- Bitget has highlighted the importance of female participation as a critical step toward crypto mass adoption.
- Women account for roughly half of the world’s population and are expected to control more than $83 trillion in global wealth by 2030.
- Bitget reports 40% female representation in senior management, with another UNICEF program to support the next generation.
Bitget, the world’s largest Universal Exchange (UEX), has unveiled its Crypto Anti-Bias Pledge as part of its International Women’s Day initiatives, raising a fundamental question for the blockchain industry: how can digital assets reach mass adoption while half of the global population remains underrepresented?
Women account for roughly half of the world’s population and are expected to control more than $83 trillion in global wealth by 2030 as part of the largest intergenerational wealth transfer in history.
Despite this shift, women represent only about a quarter of cryptocurrency users today, highlighting a disconnect between the market crypto seeks to serve and the audience actively participating in it.
“Markets ultimately reward performance, not perception,” said Gracy Chen, CEO of Bitget and founder of the Blockchain4Her initiative. “When we talk about building the financial infrastructure for the future, we have to ask whether it truly reflects the global market it intends to serve. If half the population feels excluded or unsupported, then the ceiling for adoption is self-imposed.”
Structural gaps are visible across the crypto sector
A Bitget study found that female-led blockchain startups receive approximately 6% of total industry funding, even as broader research shows that female founders frequently generate higher returns per dollar invested than their male counterparts.
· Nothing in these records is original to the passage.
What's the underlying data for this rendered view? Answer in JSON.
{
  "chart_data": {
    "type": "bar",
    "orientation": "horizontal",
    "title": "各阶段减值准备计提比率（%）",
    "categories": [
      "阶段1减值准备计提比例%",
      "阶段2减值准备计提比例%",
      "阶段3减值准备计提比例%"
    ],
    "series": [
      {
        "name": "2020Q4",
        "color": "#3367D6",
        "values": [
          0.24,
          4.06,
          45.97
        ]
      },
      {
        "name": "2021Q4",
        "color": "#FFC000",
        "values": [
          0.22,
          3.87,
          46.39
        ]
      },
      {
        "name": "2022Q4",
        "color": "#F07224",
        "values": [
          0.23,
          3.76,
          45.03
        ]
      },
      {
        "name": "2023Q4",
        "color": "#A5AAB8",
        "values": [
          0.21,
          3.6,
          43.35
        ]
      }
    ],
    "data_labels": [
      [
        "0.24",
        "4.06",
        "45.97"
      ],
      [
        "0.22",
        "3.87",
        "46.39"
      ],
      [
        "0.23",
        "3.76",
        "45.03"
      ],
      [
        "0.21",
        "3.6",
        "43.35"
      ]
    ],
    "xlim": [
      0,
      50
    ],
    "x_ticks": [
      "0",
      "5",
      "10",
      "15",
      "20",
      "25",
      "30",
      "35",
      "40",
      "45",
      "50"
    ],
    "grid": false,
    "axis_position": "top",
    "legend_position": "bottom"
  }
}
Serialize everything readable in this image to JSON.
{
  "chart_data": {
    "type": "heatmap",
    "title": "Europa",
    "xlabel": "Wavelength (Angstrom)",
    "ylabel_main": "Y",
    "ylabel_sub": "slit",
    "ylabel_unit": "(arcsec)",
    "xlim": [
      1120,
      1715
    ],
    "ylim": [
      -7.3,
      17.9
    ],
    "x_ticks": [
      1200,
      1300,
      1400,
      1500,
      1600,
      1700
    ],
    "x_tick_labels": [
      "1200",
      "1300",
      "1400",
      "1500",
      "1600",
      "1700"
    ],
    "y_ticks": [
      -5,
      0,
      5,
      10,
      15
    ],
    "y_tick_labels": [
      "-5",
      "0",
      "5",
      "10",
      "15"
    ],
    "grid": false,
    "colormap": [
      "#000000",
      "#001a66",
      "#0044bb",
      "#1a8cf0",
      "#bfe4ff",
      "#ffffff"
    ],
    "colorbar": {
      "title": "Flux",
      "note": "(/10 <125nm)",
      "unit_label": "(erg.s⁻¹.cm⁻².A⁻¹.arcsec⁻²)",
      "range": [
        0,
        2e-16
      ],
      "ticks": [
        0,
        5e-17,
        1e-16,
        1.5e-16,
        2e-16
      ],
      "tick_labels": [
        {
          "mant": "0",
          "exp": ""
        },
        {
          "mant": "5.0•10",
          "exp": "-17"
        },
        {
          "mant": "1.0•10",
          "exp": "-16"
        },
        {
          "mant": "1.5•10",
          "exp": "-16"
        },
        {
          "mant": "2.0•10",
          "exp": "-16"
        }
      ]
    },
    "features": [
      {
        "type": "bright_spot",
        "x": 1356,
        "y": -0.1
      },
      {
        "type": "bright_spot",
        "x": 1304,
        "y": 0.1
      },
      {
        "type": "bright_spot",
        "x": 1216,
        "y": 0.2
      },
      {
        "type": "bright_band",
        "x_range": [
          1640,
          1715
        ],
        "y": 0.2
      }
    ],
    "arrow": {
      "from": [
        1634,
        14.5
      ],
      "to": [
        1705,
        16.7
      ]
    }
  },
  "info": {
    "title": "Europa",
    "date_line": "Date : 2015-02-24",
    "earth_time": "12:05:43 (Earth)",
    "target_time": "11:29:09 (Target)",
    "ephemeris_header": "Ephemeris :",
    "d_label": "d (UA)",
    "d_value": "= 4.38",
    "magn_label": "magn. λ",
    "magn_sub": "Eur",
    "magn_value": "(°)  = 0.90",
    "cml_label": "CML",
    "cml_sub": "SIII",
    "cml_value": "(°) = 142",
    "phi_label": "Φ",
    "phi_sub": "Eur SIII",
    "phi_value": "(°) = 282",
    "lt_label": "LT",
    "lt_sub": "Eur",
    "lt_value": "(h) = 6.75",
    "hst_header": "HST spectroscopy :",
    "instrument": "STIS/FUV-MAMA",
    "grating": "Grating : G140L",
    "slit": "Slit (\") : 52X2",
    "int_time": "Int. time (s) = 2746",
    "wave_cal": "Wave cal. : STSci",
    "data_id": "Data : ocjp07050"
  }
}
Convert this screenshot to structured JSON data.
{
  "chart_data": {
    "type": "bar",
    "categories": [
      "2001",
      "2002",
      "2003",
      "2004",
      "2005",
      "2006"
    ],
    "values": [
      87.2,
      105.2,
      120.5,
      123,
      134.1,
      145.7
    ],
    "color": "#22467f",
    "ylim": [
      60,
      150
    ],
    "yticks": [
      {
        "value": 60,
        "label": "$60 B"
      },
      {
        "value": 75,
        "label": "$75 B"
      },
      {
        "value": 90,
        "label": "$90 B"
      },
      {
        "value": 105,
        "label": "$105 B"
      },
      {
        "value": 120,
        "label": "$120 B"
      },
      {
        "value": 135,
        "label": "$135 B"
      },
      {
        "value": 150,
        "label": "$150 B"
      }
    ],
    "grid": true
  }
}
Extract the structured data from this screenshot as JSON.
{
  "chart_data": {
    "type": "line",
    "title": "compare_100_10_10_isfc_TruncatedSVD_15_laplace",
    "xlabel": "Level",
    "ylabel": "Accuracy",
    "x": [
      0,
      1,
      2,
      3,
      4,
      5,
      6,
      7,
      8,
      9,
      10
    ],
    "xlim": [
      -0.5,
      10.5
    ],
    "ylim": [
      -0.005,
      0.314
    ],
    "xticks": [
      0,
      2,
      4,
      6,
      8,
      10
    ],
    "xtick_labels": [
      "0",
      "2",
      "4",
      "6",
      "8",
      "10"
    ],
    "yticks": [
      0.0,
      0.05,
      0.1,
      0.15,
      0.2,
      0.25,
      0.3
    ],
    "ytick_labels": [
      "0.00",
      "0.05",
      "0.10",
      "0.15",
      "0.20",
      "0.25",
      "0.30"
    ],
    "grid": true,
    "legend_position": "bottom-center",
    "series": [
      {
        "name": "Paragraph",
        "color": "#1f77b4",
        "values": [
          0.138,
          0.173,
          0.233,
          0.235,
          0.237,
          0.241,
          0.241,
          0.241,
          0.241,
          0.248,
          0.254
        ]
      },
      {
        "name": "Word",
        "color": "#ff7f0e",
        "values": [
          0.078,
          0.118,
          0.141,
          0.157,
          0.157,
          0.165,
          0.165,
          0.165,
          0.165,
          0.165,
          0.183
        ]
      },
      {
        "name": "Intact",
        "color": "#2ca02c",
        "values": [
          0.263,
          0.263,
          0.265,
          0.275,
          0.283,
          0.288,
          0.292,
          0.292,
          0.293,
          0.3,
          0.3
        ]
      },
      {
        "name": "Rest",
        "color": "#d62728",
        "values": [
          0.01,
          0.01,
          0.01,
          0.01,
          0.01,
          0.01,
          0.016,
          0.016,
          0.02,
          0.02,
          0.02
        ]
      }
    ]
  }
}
Access barriers, knowledge gaps, and tightly networked hiring or funding pipelines continue to shape participation across the ecosystem.
The Crypto Anti-Bias Pledge addresses these gaps through three areas of action: education and access, equal opportunity, and zero tolerance for harassment in professional and community environments.
Bitget is promoting and supporting female crypto influences
Education plays a central role in Bitget’s initiative to onboard more female users throughout the crypto industry.
Through a partnership with UNICEF, Bitget supports programs that provide blockchain and digital skills to 300,000 people, with roughly 90% of participants expected to be girls and young women. The effort forms part of the broader $10 million Blockchain4Her initiative designed to expand access to emerging financial technologies.
The pledge also highlights internal benchmarks around merit-based advancement. In recent internal performance evaluations at Bitget, several of the highest-scoring employees were women, reflecting a culture where progression is determined by measurable results rather than background or identity.
Finally, the initiative emphasizes the importance of safe and respectful professional environments. With more than 40% of senior management positions at Bitget held by women, policies addressing harassment and discrimination remain central to maintaining workplaces where talent can operate without barriers.
Blockchain technology emerged from ideals of decentralization and equal access. According to Bitget, those principles must extend beyond software architecture to the people who build and participate in the ecosystem.
As the digital asset industry expands, the ability to reflect the full diversity of the global economy will shape whether its promise of universal access becomes a reality.